Yoosoon Chang: Distributional Time Series

We develop a new framework and methodology for the time series analysis of cross sectional distributions with stochastic trends. Often individual time series of cross sectional distributions have nonstationary persistent components that may be characterized effectively as functional unit roots. This paper shows how to model and analyze the presence of common trends in multiple time series of such cross sectional distributions. For an illustration, we use the CEX income and expenditure data to investigate the dynamic interactions between the household income and consumption distributions. Many interesting longrun and shortrun interactions between the household income and consumption distributions are found.

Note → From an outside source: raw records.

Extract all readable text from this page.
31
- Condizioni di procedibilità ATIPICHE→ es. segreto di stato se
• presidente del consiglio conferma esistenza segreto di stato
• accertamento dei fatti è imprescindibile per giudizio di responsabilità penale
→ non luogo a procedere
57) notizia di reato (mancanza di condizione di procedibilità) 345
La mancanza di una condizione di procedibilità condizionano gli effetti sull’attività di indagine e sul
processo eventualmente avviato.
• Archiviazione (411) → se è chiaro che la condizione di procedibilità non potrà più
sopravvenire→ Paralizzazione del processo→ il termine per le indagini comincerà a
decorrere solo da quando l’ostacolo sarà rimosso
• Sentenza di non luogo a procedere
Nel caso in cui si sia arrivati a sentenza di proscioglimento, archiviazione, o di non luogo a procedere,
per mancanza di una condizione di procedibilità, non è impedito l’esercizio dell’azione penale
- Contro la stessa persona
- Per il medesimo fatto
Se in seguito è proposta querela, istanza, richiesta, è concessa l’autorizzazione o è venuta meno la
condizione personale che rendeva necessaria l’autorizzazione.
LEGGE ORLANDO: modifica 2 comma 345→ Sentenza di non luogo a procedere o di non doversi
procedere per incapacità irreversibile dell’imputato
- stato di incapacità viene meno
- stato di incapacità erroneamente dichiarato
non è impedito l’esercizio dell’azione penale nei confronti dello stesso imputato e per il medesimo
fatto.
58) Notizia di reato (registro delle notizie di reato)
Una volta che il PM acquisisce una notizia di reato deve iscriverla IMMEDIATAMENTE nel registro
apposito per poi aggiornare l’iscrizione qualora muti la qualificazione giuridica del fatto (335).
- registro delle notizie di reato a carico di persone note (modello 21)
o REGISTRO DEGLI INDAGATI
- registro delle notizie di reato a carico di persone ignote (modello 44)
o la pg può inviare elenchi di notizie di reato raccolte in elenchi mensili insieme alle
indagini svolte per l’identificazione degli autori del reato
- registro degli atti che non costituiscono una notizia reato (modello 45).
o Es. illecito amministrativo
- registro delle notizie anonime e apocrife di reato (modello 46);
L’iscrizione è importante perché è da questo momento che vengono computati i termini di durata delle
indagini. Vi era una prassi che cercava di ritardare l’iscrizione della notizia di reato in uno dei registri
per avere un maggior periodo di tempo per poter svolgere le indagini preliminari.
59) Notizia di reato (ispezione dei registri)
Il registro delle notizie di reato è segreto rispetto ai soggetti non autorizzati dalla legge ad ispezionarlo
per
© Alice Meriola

(coauthored with Changsik Kim and Joon Park)


Quantitative Risk Management Workshop and Book Launch

Alexander J. McNeil: Backtesting Trading Book Models Using Estimates of VaR, Expected Shortfall and Realised p-Values

With the suggested change to the use of expected shortfall for market risk measurement in the trading book of a bank, there has been renewed interest in the problem of backtesting risk measure estimates. At the same time it has been suggested that there is a fundamental problem with backtesting expected shortfall due to its "non-elicitability" (Gneiting). Elicitable risk measures are functionals of distributions that minimise expected scores calculated using so-called consistent scoring functions; examples are Value-at-Risk and the expectile risk measure. We examine different ways in which scoring functions may be used in practical backtesting. While scoring functions offer new tools for comparing the effectiveness of banks' risk models, we concur with the conclusion of a recent paper by Acerbi and Szekely (2014) that the lack of elicitability does not undermine the potential use of expected shortfall as a measure for the trading book. We also consider the use of realised p-values in backtesting.


Paul Embrechts: How to Model Operational Risk

Under the international regulatory frameworks of Solvency 2 (for insurance) and Basel 3 (for banking) Operational Risk is defined as "The risk of loss resulting from inadequate or failed processes, people and systems or from external events. This definition includes legal risk, but excludes strategic and reputational risk." In this talk I will discuss the main issues underlying the quantitative modelling of Operational Risk.